Abstract 14666: Pseudoaneurysms after TAVI Using the Prostar-XL system, a Comparison Corevalve and the Edwards Sapien XT Valve
Background: Transfemoral aortic valve implantation (TAVI) requires large bore catheters. Access site and vascular complications, therefore are of concern. Beside major vascular complications, post-TAVI pseudoaneurysm formation (PAF) is a frequent minor vascular complication.
Hypothesis: The aim of the study was to compare the incidence of post-TAVI PAF between the CoreValve (CV) using the St.Jude 18-F-sheath and the Edwards Sapien XT valve (ESV) using the 16-20 F Esheath.
Methods: Between April 2010 and December 2013, 448 pts (age 81.2 ± 0.4 years) with high surgical risk (Euroscore 24.3 ± 0.8%) underwent successfully TAVI in local anesthesia using either the CV (23,26,29,31mm) or the ESV (23, 26, 29mm). Closure of the access site was perfomed in all pts by using the ProStar XL 10 suture device. All TAVI pts (357 CV and 91 ESV) were examined serially the first 5 days (day 1-3 and 5 post-TAVI) after the procedure by ultrasound (US) for clinically silent vascular complications. In case of PAF, ultrasound-guided manual compression was done followed by compression bandage for another 24 h.

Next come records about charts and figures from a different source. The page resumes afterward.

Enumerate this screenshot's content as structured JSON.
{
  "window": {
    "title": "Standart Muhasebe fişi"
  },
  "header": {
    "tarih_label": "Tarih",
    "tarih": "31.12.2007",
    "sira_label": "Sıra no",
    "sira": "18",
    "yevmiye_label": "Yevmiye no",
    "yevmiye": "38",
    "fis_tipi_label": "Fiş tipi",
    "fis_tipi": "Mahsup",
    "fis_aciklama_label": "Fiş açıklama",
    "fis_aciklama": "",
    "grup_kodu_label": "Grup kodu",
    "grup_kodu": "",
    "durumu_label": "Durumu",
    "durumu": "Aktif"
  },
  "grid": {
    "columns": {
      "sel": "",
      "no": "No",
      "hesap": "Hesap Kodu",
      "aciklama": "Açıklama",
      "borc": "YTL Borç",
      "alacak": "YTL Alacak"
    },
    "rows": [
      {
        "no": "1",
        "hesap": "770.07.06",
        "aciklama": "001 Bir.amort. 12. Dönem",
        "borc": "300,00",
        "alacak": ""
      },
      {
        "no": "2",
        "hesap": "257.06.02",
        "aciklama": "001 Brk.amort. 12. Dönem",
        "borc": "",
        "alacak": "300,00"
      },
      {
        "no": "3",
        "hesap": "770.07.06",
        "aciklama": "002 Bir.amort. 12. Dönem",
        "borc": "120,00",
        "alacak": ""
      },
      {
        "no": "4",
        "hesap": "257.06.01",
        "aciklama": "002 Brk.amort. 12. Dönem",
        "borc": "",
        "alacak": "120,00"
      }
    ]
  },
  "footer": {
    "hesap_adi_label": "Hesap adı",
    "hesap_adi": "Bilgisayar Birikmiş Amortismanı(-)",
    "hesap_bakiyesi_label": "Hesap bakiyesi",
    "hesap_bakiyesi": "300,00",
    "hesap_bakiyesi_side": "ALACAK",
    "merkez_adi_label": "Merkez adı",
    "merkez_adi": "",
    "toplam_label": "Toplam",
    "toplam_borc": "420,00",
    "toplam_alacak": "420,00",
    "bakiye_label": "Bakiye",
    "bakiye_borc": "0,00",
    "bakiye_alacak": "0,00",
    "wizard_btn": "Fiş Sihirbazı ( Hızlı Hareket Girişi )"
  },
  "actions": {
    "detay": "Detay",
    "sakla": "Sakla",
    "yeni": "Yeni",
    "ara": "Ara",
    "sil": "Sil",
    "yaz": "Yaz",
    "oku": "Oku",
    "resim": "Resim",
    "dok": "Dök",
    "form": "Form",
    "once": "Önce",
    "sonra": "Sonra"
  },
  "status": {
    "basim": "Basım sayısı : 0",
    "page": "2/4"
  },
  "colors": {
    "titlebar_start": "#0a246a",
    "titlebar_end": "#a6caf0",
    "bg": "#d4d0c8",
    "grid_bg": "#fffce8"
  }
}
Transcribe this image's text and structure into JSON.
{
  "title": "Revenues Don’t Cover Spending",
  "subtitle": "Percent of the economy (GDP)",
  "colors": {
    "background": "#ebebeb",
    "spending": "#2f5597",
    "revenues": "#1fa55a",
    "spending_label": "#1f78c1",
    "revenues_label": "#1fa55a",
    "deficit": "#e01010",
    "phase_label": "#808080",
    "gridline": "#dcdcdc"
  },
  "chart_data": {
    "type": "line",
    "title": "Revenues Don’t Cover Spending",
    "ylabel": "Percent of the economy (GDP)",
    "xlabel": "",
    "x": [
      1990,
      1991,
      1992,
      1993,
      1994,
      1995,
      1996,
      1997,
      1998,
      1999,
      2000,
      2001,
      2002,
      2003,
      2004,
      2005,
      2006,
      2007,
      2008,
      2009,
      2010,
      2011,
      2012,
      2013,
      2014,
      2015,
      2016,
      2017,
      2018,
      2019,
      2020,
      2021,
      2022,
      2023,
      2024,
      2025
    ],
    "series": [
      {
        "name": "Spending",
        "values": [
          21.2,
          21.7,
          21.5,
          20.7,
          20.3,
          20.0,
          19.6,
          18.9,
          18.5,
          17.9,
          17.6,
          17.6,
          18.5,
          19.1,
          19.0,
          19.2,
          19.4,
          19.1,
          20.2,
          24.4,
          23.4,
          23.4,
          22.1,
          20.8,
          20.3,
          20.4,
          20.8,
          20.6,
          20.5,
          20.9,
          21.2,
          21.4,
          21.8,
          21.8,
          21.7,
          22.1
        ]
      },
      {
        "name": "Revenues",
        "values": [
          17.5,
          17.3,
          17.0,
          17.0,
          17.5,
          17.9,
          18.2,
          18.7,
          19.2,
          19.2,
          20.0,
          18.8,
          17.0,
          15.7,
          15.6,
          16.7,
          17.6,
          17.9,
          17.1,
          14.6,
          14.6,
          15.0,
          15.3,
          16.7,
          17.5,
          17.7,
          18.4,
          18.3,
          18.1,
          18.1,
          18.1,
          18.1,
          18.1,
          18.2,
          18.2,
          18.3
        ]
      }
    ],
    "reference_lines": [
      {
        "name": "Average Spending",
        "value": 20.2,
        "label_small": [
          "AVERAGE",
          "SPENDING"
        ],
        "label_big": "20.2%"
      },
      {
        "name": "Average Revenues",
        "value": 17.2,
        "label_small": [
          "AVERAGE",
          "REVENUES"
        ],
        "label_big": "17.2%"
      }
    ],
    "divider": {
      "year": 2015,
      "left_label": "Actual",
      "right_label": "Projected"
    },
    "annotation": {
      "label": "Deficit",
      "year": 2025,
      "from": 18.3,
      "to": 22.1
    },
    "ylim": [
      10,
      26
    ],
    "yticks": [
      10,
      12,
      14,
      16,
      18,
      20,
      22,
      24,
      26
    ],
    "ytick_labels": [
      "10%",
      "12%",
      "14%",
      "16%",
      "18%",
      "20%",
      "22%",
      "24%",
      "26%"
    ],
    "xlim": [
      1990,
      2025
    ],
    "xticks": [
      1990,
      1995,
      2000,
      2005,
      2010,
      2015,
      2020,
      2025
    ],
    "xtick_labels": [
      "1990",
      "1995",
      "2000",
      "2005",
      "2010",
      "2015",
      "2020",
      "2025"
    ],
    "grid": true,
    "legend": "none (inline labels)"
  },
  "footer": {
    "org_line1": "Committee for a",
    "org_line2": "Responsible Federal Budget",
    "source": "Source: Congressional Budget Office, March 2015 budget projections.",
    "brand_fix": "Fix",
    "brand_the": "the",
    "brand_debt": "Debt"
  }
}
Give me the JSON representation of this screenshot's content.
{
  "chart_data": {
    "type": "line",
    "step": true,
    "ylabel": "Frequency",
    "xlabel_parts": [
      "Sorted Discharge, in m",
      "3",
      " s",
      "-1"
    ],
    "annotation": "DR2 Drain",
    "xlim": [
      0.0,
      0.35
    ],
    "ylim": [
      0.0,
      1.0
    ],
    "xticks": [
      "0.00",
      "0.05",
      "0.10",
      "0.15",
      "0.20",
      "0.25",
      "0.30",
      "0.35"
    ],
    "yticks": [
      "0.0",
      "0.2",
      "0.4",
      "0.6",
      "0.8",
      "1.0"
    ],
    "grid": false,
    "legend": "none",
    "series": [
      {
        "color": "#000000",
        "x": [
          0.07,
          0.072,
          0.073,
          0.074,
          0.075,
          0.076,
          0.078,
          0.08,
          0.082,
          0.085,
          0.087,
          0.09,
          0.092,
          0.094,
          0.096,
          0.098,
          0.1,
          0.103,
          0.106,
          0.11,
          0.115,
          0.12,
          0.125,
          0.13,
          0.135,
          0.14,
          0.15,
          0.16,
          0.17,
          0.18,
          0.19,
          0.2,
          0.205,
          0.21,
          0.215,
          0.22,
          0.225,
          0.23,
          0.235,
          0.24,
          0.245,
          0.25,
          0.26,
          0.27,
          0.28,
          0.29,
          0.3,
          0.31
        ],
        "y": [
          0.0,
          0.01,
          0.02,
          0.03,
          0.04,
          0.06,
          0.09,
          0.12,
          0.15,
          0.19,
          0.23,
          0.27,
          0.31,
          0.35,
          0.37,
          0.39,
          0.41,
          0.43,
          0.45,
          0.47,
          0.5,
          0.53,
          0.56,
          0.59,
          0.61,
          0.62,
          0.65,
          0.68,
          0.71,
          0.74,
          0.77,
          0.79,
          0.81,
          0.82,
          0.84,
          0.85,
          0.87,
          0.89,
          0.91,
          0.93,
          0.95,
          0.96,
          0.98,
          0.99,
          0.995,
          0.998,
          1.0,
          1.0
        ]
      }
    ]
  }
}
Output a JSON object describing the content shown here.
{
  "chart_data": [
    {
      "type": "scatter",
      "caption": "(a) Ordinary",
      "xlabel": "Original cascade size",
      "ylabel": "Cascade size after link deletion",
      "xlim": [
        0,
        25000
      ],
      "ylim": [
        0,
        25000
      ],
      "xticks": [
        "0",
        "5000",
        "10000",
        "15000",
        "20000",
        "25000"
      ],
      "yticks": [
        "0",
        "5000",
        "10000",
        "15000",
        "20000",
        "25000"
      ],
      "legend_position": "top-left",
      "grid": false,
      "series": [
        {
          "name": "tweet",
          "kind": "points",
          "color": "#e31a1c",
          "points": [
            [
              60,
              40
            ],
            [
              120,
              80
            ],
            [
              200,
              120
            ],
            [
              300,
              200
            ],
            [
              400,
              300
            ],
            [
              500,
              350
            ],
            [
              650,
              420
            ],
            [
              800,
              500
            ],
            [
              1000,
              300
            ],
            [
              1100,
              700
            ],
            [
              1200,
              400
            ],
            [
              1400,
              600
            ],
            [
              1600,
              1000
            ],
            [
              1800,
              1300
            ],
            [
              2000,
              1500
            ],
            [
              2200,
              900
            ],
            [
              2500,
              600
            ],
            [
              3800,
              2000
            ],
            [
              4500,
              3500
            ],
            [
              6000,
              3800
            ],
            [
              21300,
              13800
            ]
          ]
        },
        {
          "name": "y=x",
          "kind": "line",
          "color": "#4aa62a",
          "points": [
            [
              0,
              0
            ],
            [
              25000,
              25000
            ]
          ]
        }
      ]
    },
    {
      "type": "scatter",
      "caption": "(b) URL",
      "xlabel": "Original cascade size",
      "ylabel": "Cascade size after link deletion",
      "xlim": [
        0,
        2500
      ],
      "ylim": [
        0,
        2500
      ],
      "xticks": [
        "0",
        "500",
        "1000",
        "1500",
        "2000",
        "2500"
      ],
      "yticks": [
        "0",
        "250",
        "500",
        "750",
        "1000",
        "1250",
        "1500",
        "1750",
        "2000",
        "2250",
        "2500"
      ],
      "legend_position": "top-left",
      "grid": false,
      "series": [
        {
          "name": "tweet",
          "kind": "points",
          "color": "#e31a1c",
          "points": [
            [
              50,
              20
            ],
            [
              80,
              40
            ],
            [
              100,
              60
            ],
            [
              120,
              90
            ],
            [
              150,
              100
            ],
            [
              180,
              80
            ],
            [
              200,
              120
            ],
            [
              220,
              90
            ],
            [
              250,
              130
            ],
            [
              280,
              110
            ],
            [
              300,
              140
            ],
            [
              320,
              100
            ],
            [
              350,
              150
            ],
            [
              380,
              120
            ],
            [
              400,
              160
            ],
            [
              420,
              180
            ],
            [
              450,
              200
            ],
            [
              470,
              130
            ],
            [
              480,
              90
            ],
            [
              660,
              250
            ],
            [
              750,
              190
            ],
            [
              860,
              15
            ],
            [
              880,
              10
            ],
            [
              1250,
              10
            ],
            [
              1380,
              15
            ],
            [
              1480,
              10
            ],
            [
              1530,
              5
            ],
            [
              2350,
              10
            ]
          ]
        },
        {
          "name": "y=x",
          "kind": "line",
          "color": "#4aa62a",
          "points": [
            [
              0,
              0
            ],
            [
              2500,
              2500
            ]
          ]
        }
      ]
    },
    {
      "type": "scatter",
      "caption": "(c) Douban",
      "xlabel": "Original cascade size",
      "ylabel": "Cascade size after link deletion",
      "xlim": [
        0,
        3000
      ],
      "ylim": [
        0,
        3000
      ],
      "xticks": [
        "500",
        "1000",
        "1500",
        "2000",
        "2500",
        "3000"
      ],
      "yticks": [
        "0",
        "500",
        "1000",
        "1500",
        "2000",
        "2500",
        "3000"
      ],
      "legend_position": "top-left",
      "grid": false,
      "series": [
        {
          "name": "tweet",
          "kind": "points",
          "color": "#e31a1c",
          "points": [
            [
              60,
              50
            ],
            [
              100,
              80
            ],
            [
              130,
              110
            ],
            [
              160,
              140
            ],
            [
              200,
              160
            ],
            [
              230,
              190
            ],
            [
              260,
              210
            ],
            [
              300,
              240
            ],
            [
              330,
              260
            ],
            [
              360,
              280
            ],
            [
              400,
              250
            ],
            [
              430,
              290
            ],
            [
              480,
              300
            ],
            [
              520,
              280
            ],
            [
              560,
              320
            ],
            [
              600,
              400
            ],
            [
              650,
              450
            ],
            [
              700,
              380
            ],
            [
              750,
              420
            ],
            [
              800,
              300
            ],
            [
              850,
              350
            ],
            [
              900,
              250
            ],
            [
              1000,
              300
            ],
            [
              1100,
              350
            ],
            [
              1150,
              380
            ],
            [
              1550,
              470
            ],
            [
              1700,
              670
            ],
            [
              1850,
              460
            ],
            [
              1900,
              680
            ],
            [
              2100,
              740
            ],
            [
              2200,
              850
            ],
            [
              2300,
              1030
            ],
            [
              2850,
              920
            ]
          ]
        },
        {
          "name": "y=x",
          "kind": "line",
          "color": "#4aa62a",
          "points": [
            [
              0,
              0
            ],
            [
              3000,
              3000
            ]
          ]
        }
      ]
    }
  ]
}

Results: In 26 pts (5.6%) we observed major vascular complication after TAVI (19 [5.3 %] after CV and 7 [7.7%] after ESV, p=0.261). Seven of these 26 pts (26.9%) had to be treated surgically.
In 78 pts (17.4%) we observed post-TAVI PAF, which occurred significantly more frequently after implantation of the ESV than after implantation of the CV (19/91 [33.0%] versus 59/357 [16.6%], p=0.01). However in total only 5 /78 (6.4 %) patients with PAFs had to be treated surgically , the others were treated either by ultrasound guided manual compression or conservatively if smaller than 1 cm.
Conclusion: Clinically silent PAF detected by routine US is a frequent post-TAVI minor vascular complication which is more likely to occur after ESV using the Esheath than after CV. Although US-guided compression is highly effective, further miniaturisation of TAVI devices and modification of the Esheath design might help to eliminate post-TAVI PAF.
Author Disclosures: S. Fateh-Moghadam: None. R. Jorbenadze: None. A. Kilias: None. M. Droppa: None. P. Htun: None. M. Gawaz: None. W. Bocksch: None.
- © 2014 by American Heart Association, Inc.